Budget Day - Jason's Gem (ZX Spectrum)

My search for previously unplayed games takes me to many places.  However, sometimes the games I find aren't particularly suitable for blog posts.  Sometimes they're too complicated to get into, or sometimes they're just too bland to write anything interesting about.  I play a lot of games looking for good blog fodder.

Jason's Gem has been sitting on my "to play" list for a couple of years now.  I've meant to play it and never got round to it.  That's partly because I've never played it before, and I've tended to see the name at times when I've needed a quick post.  To write about a game that's new to you, you need a bit of time.  Fortunately, today I've had some.

Aaaargh! My eyes!
The first screen of Jason's Gem is annoying and completely unnecessary.  Your spaceship glides down the screen, and you must land on a moving platform to pick up some cargo.  It's never specified what this cargo is, so unless it's your ship's laser then this irritating screen could have been left on the drawing board.

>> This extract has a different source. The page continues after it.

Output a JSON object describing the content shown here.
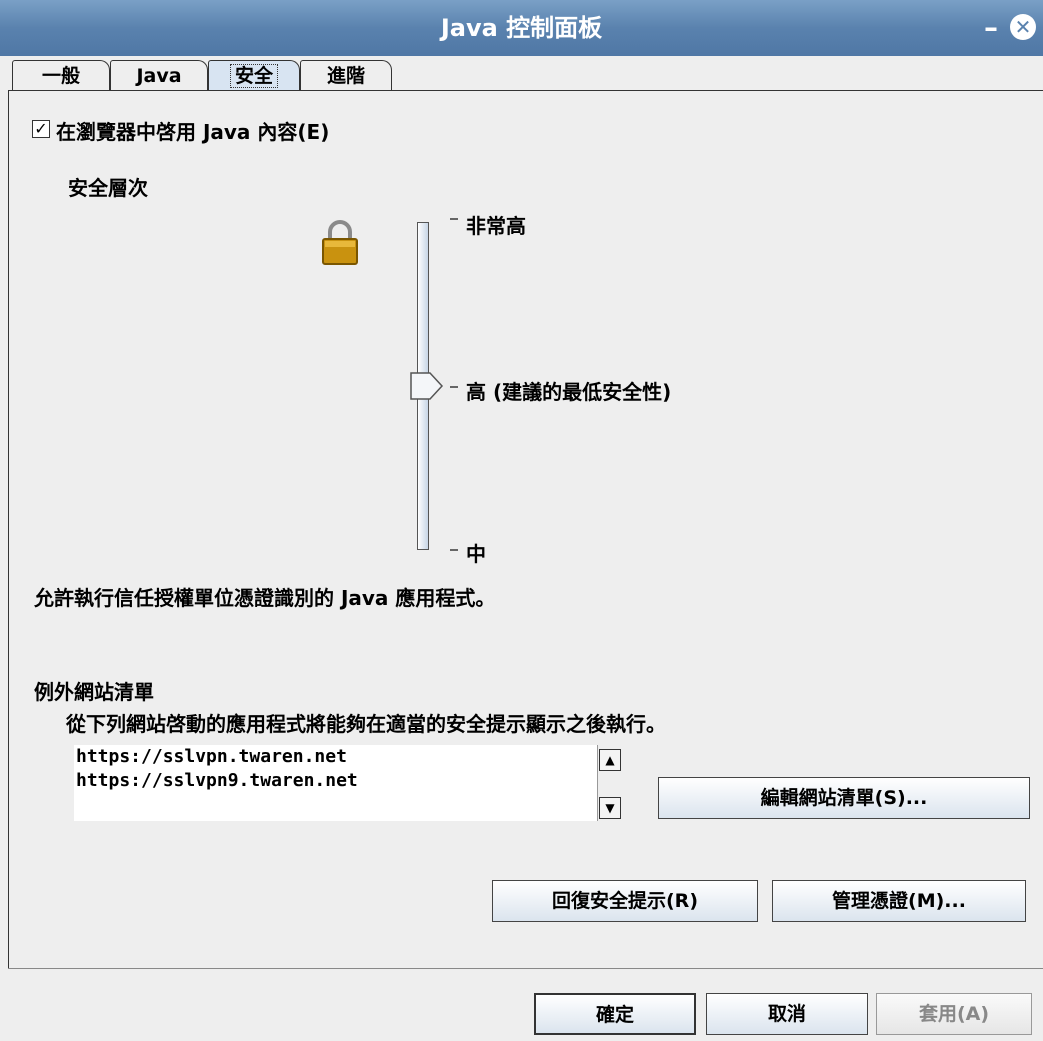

Having successfully completed this screen, I was horrified to find myself in a Lunar Lander/Caverns of Mars type of game.  Jason must not only pilot his craft to the bottom of the cave, he has to shoot his way through.  This is very difficult... you don't have much time to react and you need to be pixel perfect when moving through gaps.  To make it worse, you can leave a screen in such a position that you die instantly on the next.

That's ridiculous. Did the writers of Galaxy Quest invent this room?
Should you reach the bottom of the cave, Jason exits the ship to go exploring the cave in an attempt to find his missing gem.  I'll tell you what, that must be one hell of a gem because those caverns are terrifying!  Too terrifying for me... I was unable to negotiate my way to the end.

Jason's Gem is alright for a £1.99 game, but certainly not as good as its average rating on World of Spectrum.  I could certainly imagine myself persevering with it in 1985... it would have held up much better back then.  Now, though, it's a bit too obtuse to stick with.